YN: My mother's family, her parents... I don't know if both her parents came from Yamaguchi-ken and they settled in Hawaii. I don't know exactly what they did, I think her father was in some kind of building, and he built some small cottages where tourists could come and stay. And my mother would help in maintaining those cottages, and at one time, a family came and liked my mother, and agreed to pay for her passage to the mainland in exchange for a year's service. And while she was here it was that she met my father.

AL: And what was your mother's name at birth?

YN: My mother's name was Fujiko Doris Yasutake.

AL: Yasutake?

YN: Uh-huh.

AL: And how many children are in her family, siblings?

YN: There are six total. Four, she has four brothers and two sisters. Does that make six?

AL: So there are seven including her?

YN: Let's see, one, two, three, four girls and two boys, I'm sorry.

AL: And do you remember all their names? It's a big family.

YN: It's a big family. Henry and Isamu, I don't know if he had an English name. And when they were young, they went to Japan. One stayed with their mother's family and one stayed with their father's family. And then her older sister Hanako was born, and then my mom was... oh, no, and then Joanne, and then my mother's the third daughter, and then Beatrice is the fourth daughter.

AL: Do you recall your mom's parents' names?
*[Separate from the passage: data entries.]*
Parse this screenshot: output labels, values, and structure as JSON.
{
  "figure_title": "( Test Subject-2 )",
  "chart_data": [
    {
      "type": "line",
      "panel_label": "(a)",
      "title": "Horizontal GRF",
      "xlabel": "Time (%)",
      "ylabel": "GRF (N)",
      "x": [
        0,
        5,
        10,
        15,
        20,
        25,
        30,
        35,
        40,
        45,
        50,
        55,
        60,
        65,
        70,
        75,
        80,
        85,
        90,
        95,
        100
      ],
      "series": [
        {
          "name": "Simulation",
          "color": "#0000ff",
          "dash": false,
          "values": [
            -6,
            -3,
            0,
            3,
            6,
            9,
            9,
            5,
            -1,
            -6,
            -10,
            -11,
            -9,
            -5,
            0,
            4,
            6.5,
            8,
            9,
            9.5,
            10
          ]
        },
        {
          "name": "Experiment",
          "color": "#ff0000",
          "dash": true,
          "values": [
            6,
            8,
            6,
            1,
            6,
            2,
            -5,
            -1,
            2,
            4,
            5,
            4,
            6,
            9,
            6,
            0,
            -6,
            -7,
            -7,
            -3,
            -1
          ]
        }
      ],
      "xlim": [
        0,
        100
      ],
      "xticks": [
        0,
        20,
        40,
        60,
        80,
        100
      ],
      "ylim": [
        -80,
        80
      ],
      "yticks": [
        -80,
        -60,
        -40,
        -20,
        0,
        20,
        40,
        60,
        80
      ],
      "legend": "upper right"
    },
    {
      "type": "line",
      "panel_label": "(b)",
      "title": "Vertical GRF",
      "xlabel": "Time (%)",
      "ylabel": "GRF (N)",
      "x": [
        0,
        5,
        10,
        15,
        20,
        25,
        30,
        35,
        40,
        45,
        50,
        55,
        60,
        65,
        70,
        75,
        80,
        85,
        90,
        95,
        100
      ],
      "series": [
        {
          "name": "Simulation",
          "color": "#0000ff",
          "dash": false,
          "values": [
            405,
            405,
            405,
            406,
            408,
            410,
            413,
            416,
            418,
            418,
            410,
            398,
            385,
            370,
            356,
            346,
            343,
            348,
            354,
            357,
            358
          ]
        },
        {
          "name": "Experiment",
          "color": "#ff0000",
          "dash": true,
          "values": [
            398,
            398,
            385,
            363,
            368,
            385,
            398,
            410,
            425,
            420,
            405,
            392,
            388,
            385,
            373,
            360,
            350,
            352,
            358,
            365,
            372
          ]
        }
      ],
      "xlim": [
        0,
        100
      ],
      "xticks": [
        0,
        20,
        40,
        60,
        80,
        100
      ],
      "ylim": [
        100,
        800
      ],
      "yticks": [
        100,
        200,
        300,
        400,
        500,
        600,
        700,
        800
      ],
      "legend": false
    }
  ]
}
YN: Oh, goodness. I think my... I don't want to make a mistake. Manpei was my father, M-A-N-P-E-I, and my mother's... I'm sure I know it someplace.

AL: And we can get that later, too, get information. So did your mother ever share any stories of growing up in Hawaii?

YN: I guess her mother was a seamstress also, and she would buy a bolt of cloth, and all the girls would have the same dress. And so they said, "Oh, well, that's a Yasutake girl," because it was recognizable. I know she worked at the Dole pineapple factory when she was older. Not really.

AL: So your grandfather you said, did he own his guest cottages?

YN: I think so, after he built them. I mean, very slowly, one by one.

AL: Did she have any other brothers or sisters who came over to the mainland, or did she just come by herself?

YN: Well, she came by herself with this American family. And eventually, quite a bit later, her oldest brother came. And then the two younger sisters. Her younger sister, when she was in her teens, wanted to study in Japan, and then the war broke out and she got, she couldn't come back. So my mother always thinks of her as being the, educated in all the Japanese arts, the dancing and kimono making and the embroidery.

AL: Which sister was that?

YN: This is Beatrice.

AL: And so she was there for the whole war?

YN: Yes.

AL: Do you know if they were in contact during the war?

YN: I don't know.

AL: Do you know the name of the family that hired your mother from Hawaii, or where they lived?

YN: I do. Yes, but I don't remember it now.

AL: That's okay. Did she ever talk at all about how she felt about coming to the mainland by herself? I mean, that's a big step.

YN: Yes. Well, she didn't really talk about it except that it was a long, a long time on a steamship. But she didn't say too much about missing her family, which I'm sure she did. I remember her saying when she got married -- she was to stay a year and she liked it in California, so she stayed a second year. But after the two years she did go back home, but since she had met my father, he wanted her to come back to California. And so she did, and they got married. But I think the sad part was that none of her family could come for the wedding.

AL: How would you describe her sense of adventure?

YN: Oh, well, she was very good about that. You know, willing to try, and then, of course, she and my father traveled quite a bit when they were able. And since my father had a business, I think that he worked, he worked a lot on weekends, long days. And so a vacation was to kind of get away, the only way he would be away from work. And he was able to paint.